The agency said it had received only 42% of its requested relief budget for Syria this year. "This is the twelfth year of crisis and the twelfth winter of hardship for the Syrian population," OCHA's acting coordinator ElMostafa Benlamlih said.
In the statement, Benlamlih along with OCHA's Syria coordinator, Muhannad Hadi, warned millions of Syrians – including displaced people living in camps – are living under "perilous" conditions and "will not be protected against the severe winter" without assistance.
Amid nationwide electricity rationing and chronic fuel shortages, many families are struggling to keep their homes warm this winter.
The U.N. officials said they were "particularly concerned about families who cannot afford electricity, to buy warm clothes or heating supplies."
Syria's civil war, which has killed nearly half a million people, has fragmented the country and caused an economic collapse.
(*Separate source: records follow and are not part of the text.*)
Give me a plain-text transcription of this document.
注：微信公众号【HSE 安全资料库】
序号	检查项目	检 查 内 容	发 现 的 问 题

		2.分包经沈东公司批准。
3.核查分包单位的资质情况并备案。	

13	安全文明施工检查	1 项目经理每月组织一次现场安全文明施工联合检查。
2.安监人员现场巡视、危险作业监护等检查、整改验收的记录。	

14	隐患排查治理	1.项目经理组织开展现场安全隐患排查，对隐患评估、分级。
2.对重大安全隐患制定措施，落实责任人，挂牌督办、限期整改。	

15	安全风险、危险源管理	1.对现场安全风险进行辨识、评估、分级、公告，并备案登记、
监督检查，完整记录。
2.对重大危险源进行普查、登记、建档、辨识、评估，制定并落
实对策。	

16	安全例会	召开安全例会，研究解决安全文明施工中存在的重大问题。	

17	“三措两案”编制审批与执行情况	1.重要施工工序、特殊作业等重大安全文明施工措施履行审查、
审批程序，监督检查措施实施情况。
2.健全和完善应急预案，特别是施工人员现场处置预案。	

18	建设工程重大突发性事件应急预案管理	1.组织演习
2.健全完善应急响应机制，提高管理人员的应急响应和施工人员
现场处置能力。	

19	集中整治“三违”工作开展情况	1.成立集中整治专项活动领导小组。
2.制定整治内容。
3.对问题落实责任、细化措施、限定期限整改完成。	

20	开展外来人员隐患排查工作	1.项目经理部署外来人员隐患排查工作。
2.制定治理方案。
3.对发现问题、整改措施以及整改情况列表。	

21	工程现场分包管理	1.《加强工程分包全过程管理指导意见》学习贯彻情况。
Around 90% of the population now lives below the poverty line and 12.4 million people are food insecure, according to the U.N.
Of the six million people in need of winter assistance, 2.5 million live in Syria's northwest, in the last major rebel and jihadist stronghold of the country.
The majority of the three million people living in these territories are displaced, according to OCHA.
Every winter in this region, heavy rains transform camps for displaced people into muddy swamps.
Flooding and child mortality is common, along with deadly fires started by people burning wood to keep warm and cook inside tents.